El peronismo bonaerense tuvo este sábado una postal que conviene mirar con atención. En Santa Clara del Mar, con Jorge Paredi como uno de los anfitriones, Carlos Bianco reunió a buena parte de la tropa de Axel Kicillof en un plenario del Movimiento Derecho al Futuro, el espacio que empieza a funcionar cada vez más abiertamente como la estructura política del gobernador de cara a lo que viene. Por Mar Chiquita pasaron nombres importantes del oficialismo bonaerense: Julio Alak, Mario Secco, Fernando Espinoza, Andrés Watson y dirigentes de distintos distritos de la Quinta Sección. La convocatoria, según los organizadores, superó las mil personas. Pero más allá de la foto, hubo un mensaje político bastante claro. Jorge Paredi no se anduvo con vueltas y habló directamente de Kicillof 2027. Dijo que el gobernador representa “la oportunidad” y planteó que el objetivo es recuperar para el peronismo municipios donde hoy no gobierna. Paredi, que conoce perfectamente el territorio y que además tiene llegada directa a la estructura de Kicillof, parece haber elegido un lugar en primera fila para esta nueva etapa. Y Mar Chiquita, con Santa Clara como escenario, empieza a transformarse en algo más que un distrito vecino: empieza a funcionar como una especie de base de operaciones política de la Quinta Sección.

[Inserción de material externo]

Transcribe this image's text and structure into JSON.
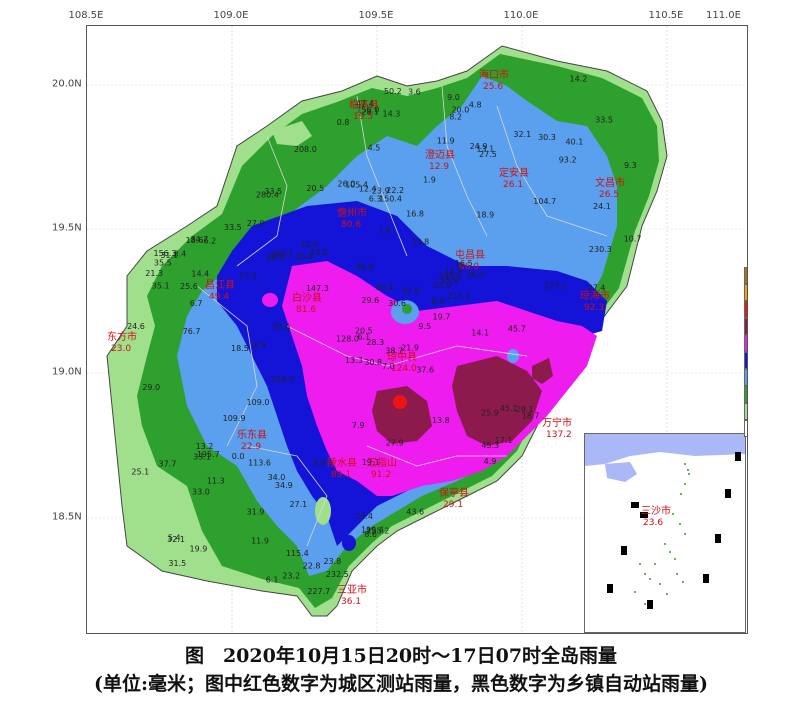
{
  "axes": {
    "lon_ticks": [
      "108.5E",
      "109.0E",
      "109.5E",
      "110.0E",
      "110.5E",
      "111.0E"
    ],
    "lat_ticks": [
      "20.0N",
      "19.5N",
      "19.0N",
      "18.5N"
    ]
  },
  "legend": {
    "levels": [
      {
        "label": "800",
        "color": "#a8701c"
      },
      {
        "label": "600",
        "color": "#f5a100"
      },
      {
        "label": "400",
        "color": "#ee1414"
      },
      {
        "label": "250",
        "color": "#8c1a4c"
      },
      {
        "label": "100",
        "color": "#ee1cee"
      },
      {
        "label": "50",
        "color": "#1414d8"
      },
      {
        "label": "25",
        "color": "#5aa0ee"
      },
      {
        "label": "10",
        "color": "#2ea02e"
      },
      {
        "label": "1",
        "color": "#a0e08c"
      },
      {
        "label": "",
        "color": "#ffffff"
      }
    ]
  },
  "cities": [
    {
      "name": "海口市",
      "value": "25.6"
    },
    {
      "name": "临高县",
      "value": "19.5"
    },
    {
      "name": "澄迈县",
      "value": "12.9"
    },
    {
      "name": "定安县",
      "value": "26.1"
    },
    {
      "name": "文昌市",
      "value": "26.5"
    },
    {
      "name": "儋州市",
      "value": "80.6"
    },
    {
      "name": "屯昌县",
      "value": "66.0"
    },
    {
      "name": "白沙县",
      "value": "81.6"
    },
    {
      "name": "昌江县",
      "value": "49.4"
    },
    {
      "name": "琼海市",
      "value": "92.3"
    },
    {
      "name": "东方市",
      "value": "23.0"
    },
    {
      "name": "琼中县",
      "value": "124.0"
    },
    {
      "name": "乐东县",
      "value": "22.9"
    },
    {
      "name": "五指山",
      "value": "91.2"
    },
    {
      "name": "万宁市",
      "value": "137.2"
    },
    {
      "name": "保亭县",
      "value": "29.1"
    },
    {
      "name": "陵水县",
      "value": "89.1"
    },
    {
      "name": "三亚市",
      "value": "36.1"
    }
  ],
  "inset": {
    "name": "三沙市",
    "value": "23.6"
  },
  "stations": [
    "7.0",
    "6.1",
    "5.4",
    "21.0",
    "34.9",
    "4.8",
    "22.2",
    "13.1",
    "9.5",
    "6.7",
    "9.3",
    "13.3",
    "18.9",
    "12.4",
    "13.8",
    "11.3",
    "14.0",
    "31.5",
    "11.9",
    "23.9",
    "15.9",
    "18.7",
    "28.1",
    "35.1",
    "25.9",
    "10.7",
    "20.5",
    "23.4",
    "29.6",
    "33.5",
    "32.1",
    "34.0",
    "29.1",
    "26.8",
    "17.3",
    "4.9",
    "6.1",
    "8.9",
    "8.6",
    "19.7",
    "33.0",
    "24.1",
    "17.1",
    "31.9",
    "43.6",
    "40.1",
    "50.2",
    "35.6",
    "31.1",
    "27.9",
    "30.3",
    "20.0",
    "0.8",
    "10.4",
    "25.1",
    "19.1",
    "22.8",
    "45.1",
    "44.4",
    "32.1",
    "33.5",
    "29.0",
    "36.0",
    "32.9",
    "19.9",
    "14.1",
    "27.4",
    "27.9",
    "47.4",
    "26.0",
    "30.6",
    "35.5",
    "24.9",
    "27.5",
    "18.5",
    "21.3",
    "109.9",
    "113.6",
    "115.4",
    "135.9",
    "93.2",
    "147.3",
    "150.4",
    "128.0",
    "37.7",
    "30.8",
    "33.5",
    "26.0",
    "33.1",
    "14.2",
    "16.8",
    "20.5",
    "45.7",
    "109.0",
    "232.5",
    "227.1",
    "195.7",
    "206.2",
    "208.0",
    "238.3",
    "13.2",
    "12.0",
    "37.6",
    "14.4",
    "21.9",
    "12.9",
    "23.8",
    "199.4",
    "156.0",
    "230.3",
    "280.4",
    "156.3",
    "227.7",
    "3.6",
    "4.5",
    "7.4",
    "6.9",
    "1.9",
    "13.8",
    "14.3",
    "24.6",
    "8.2",
    "7.9",
    "9.0",
    "16.5",
    "23.2",
    "11.9",
    "45.3",
    "34.7",
    "38.7",
    "3.4",
    "6.2",
    "18.6",
    "25.6",
    "27.1",
    "28.3",
    "9.0",
    "6.3",
    "104.7",
    "227.3",
    "155.2",
    "76.7",
    "105.4",
    "0.0"
  ],
  "caption": {
    "line1": "图　2020年10月15日20时～17日07时全岛雨量",
    "line2": "(单位:毫米；图中红色数字为城区测站雨量，黑色数字为乡镇自动站雨量)"
  }
}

Hay otro dato que tampoco pasa desapercibido. El encuentro se produce mientras el peronismo todavía discute cómo acomodar sus piezas después de años de internas, con el kirchnerismo por un lado, el kicillofismo buscando autonomía y distintos intendentes tratando de preservar sus territorios. Por eso, la reunión de Bianco y compañía tiene una lectura que excede largamente a Mar Chiquita. Kicillof todavía no lanzó ninguna candidatura presidencial, pero su gente ya está hablando de 2027. Y cuando un ministro como Bianco empieza a recorrer la provincia, cuando dirigentes de peso se sientan alrededor de una misma mesa y cuando un referente territorial como Paredi pone públicamente el nombre de Axel en el futuro del peronismo, quizás la pregunta ya no sea si Kicillof quiere jugar. La pregunta empieza a ser otra: ¿quiénes van a jugar con él? Y en la Quinta Sección, por lo visto este sábado, algunos ya empezaron a ponerse la camiseta.